(Bloomberg) As Salesforce.com Inc. made headlines late last year for considering a Twitter Inc. bid and signaling plans to hit $20 billion in sales, it was also attracting the attention of some new—and potentially agitated—investors.
Three hedge funds, who are sometimes activists, took stakes in Salesforce in the three months ended Dec. 31, according to regulatory filings Tuesday. Keith Meister’s Corvex Management amassed 3.45 million shares, Barry Rosenstein’s Jana Partners acquired 3.17 million, and Scott Ferguson’s Sachem Head Capital Management bought 2.13 million.
Combined, the funds own a stake in Salesforce valued at about $708 million, based on the closing price Tuesday of $80.92. The San Francisco-based company has a market value of about $57 billion.
Representatives for Salesforce, Corvex and Sachem Head declined to comment. A representative for Jana didn’t respond to a request for comment.
The moves come after the company faced investor concerns about its acquisition strategy—including the interest in Twitter. In September, the troubled social-media service held informal talks with potential suitors, with Salesforce one of the main parties interested in a deal, according to people familiar with the matter. The transaction would’ve been a large one for the business software provider to swallow: Twitter’s market valuation at the time was about $16 billion, or about a third of the whole of Salesforce’s.
The interest cooled off after shareholders questioned the wisdom of such a purchase, which had already rattled the company’s shares, the people familiar with the matter said at the time.
Investor concerns about a large deal were further stirred after CEO Marc Benioff in November said on a analysts’ call it was his “dream” to double the company within the next three to four years, according to analysts at Cowen & Co. Some investors may have thought acquisitions were needed to drive that much growth, the analysts said, though they downplayed those worries.
Salesforce had forecast in November revenue of $8.365 billion to $8.375 billion for fiscal year 2017 that ended Jan. 31. For fiscal year 2018, it projected $10.1 billion to $10.15 billion. During the call, Benioff also said the next goal for the company was for $20 billion in sales.
The stakes taken by the new investors are small, and won’t necessarily be used to agitate for change. Shares in Salesforce are trading close to their all-time high of $83.77, hit on May 27. In 2015, when Salesforce hired bankers to help it field interest from potential suitors including Microsoft, the stock traded around $66 a share.
Meister, who previously worked for billionaire activist investor Carl Icahn, formed Corvex at the end of 2010. He has most recently been active at pipeline operator Williams Cos., online radio service Pandora Media Inc., and fast food chain Yum! Brands Inc.
Sachem’s Ferguson is also the protege of a famed activist, working under Bill Ackman at Pershing Square Capital Management before leaving in 2012 to start Sachem Head. He’s recently targeted Autodesk Inc., with Sachem’s board representatives at the maker of design software stepping down just last week.
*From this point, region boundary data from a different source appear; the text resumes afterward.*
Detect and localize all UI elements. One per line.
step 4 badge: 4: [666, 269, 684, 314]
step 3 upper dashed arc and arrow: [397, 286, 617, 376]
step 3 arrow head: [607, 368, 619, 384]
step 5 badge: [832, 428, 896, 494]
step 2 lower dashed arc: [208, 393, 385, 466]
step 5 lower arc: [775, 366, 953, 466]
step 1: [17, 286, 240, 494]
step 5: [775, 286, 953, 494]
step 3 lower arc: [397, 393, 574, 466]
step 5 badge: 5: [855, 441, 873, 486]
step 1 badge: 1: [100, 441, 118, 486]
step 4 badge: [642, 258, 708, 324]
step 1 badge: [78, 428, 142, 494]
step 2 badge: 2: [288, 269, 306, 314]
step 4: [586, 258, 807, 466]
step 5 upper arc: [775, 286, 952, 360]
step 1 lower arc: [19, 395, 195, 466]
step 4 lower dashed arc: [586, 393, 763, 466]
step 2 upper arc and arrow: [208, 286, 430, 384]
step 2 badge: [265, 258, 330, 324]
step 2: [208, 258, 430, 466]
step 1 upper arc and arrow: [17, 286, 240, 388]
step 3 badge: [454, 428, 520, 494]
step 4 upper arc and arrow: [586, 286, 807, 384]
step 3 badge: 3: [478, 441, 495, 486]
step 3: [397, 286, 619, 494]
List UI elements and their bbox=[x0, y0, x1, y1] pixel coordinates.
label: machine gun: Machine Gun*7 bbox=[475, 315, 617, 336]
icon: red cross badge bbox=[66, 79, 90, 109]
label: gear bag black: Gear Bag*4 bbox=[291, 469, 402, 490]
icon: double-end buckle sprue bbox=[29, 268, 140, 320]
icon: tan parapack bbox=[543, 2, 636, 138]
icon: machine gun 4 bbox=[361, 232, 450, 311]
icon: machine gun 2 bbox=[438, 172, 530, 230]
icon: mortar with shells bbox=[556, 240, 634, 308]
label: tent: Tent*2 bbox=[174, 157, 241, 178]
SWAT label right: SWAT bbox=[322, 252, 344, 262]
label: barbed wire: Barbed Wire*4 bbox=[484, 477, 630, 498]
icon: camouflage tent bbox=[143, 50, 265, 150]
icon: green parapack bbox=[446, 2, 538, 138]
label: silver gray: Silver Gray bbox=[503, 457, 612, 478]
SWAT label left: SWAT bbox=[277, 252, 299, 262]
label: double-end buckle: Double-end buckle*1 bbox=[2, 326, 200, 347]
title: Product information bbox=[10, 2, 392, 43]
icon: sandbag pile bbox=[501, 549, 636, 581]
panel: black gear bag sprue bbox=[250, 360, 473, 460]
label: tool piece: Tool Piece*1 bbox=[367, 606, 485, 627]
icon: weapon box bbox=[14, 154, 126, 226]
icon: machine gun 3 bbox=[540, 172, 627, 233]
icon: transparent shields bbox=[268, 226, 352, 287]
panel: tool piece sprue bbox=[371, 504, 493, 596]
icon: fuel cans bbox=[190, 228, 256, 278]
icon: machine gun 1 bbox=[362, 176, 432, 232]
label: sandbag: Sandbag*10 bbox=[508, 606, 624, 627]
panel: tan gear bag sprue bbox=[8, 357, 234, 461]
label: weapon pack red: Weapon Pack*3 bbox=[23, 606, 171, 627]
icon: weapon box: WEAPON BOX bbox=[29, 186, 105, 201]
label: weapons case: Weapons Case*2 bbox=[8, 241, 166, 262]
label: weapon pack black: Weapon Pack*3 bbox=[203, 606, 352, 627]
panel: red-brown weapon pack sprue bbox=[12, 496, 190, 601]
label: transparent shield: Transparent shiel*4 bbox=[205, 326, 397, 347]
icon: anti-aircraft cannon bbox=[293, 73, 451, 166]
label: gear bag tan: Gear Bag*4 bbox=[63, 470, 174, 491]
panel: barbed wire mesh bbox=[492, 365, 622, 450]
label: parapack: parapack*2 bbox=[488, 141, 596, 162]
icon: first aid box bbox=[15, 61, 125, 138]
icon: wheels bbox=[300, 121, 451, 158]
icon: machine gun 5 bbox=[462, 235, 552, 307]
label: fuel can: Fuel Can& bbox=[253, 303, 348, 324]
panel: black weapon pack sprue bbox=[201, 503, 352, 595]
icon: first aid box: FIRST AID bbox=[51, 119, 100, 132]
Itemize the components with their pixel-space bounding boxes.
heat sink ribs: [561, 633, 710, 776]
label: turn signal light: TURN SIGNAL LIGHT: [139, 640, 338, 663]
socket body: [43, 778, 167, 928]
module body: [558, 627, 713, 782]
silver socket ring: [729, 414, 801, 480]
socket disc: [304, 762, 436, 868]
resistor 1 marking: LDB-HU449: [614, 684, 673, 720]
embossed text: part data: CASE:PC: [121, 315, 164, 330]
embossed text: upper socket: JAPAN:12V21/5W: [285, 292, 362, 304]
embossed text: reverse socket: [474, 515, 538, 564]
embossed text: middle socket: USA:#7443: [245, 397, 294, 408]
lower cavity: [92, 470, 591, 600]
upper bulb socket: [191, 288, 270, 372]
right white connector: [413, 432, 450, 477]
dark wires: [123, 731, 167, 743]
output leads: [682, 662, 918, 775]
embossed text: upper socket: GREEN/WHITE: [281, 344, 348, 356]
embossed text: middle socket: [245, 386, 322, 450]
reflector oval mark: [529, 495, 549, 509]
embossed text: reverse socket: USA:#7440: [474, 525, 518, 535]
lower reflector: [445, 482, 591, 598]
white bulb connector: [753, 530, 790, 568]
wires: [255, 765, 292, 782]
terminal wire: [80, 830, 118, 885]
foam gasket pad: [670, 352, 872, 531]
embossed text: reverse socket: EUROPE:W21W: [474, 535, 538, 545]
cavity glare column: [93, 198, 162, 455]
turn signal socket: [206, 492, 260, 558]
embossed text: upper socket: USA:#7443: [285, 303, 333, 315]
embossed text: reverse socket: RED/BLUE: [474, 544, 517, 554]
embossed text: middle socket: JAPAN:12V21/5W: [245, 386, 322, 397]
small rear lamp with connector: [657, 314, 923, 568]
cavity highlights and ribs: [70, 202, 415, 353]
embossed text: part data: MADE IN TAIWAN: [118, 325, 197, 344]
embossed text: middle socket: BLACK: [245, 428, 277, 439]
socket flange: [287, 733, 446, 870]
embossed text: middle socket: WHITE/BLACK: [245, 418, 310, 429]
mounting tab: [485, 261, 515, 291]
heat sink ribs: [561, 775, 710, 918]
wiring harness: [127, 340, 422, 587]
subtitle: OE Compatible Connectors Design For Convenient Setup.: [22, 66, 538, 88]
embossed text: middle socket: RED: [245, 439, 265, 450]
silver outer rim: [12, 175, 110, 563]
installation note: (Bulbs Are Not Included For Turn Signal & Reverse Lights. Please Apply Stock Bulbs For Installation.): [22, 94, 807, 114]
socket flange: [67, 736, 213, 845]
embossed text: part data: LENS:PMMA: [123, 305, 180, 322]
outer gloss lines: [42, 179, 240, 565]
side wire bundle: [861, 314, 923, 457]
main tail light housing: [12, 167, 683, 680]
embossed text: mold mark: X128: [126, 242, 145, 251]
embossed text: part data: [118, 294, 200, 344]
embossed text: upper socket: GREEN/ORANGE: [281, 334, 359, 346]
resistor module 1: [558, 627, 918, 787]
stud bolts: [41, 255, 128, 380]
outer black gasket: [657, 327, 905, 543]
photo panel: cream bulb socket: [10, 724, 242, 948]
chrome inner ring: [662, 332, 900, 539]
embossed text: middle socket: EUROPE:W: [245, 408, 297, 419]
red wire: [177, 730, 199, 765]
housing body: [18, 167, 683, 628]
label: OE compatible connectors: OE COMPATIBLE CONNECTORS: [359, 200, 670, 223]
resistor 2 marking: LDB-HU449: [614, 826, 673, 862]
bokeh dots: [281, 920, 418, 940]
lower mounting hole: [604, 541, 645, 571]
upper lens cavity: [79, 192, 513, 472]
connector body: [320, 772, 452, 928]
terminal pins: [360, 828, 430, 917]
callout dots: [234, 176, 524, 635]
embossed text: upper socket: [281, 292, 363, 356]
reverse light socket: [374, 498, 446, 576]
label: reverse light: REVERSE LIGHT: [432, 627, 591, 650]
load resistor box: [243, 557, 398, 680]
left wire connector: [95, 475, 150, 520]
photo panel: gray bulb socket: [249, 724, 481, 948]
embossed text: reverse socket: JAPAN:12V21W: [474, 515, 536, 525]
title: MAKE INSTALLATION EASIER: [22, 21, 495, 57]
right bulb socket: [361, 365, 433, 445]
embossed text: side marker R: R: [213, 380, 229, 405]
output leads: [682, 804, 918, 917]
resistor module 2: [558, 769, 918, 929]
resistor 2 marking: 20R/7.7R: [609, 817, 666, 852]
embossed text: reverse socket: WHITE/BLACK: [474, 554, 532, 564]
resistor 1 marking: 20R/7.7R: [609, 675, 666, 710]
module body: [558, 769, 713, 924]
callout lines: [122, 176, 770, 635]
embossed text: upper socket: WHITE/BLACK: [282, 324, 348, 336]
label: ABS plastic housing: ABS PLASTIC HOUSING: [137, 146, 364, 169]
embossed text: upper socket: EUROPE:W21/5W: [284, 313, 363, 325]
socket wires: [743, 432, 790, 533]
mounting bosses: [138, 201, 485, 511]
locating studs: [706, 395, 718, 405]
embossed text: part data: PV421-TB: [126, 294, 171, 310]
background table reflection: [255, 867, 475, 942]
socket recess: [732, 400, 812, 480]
Jana holds activist stakes in magazine publisher Time Inc. and industrial distributor HD Supply Holdings Inc. While most of New York-based Jana’s investments aren’t activist, it’s those campaigns that often attract the most attention.
Salesforce gives its next financial report at the end of this month. In its last update, the company said sales grew 25% to $2.14 billion in the quarter ended Oct. 31. Still, that was below the rate of more than 30% as recently as the first half of 2015. Its adjusted operating margin declined slightly to 12.7%.
Last year, Salesforce acquired e-commerce software company Demandware, which became the basis for its new Commerce Cloud suite of e-commerce software. Last fall, Salesforce launched the Lightning Bolt software platform for building customer-facing e-commerce sites on top of its CRM software.